What is the difference between quasars, pulsars and neutron stars?

1 Answer
Oct 12, 2017

See below.


A quasar is a form of galactic nuclei found at very large astronomical distances away from Earth (one of the closest is 3C 273, which is around 749Mpc away from Earth), because of this, they are theorized to have played a part in the earlier universe. They are several thousand times more luminous than the Milky Way, and are a supermassive black hole (SMBH) surrounded by a large accretion disk which orbits the SMBH. When matter from the accretion disk is 'absorbed' , energy is released as EM radiation, which are the two two glowing rays.

Neutron stars are what remains of the core of a supernova after it undergoes extreme compression from gravitational collapse once the outer layers have been exploded from the star. The compression squashes the core to extremely high densities, more than that of a white dwarf. They get their name as they are theorised to be completely made of neutrons.

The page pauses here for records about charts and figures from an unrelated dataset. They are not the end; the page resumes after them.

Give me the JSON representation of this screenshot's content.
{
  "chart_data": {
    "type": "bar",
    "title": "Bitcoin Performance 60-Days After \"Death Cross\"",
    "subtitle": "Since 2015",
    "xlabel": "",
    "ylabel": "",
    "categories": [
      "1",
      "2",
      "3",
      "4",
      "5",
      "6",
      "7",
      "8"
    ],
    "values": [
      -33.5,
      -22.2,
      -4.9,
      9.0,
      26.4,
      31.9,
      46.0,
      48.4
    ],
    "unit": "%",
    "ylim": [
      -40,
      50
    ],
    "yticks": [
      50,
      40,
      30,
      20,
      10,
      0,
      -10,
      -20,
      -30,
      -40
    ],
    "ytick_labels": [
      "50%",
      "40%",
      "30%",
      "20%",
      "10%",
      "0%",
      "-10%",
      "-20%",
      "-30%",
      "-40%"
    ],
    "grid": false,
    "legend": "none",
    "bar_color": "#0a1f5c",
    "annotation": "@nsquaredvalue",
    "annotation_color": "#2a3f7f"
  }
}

A pulsar is a type of neutron star, which rotates with incredibly fast speeds, taking several milliseconds to a few seconds to complete one full revolution. They are highly magnetised and emit beams of EM radiation at opposite ends. They get their name as their light appears to pulsate, because they can only be visible if a beam points towards Earth. They are formed in the exact same way as a neutron star, except they keep some of their angular momentum, but as the radius is much smaller than the star, its rotational speed is increased. The pulsar has two axes, a rotational axis and a magnetic axis. The magnetic axis is where the beams are emitted from, while the pulsar rotates around the rotational axis.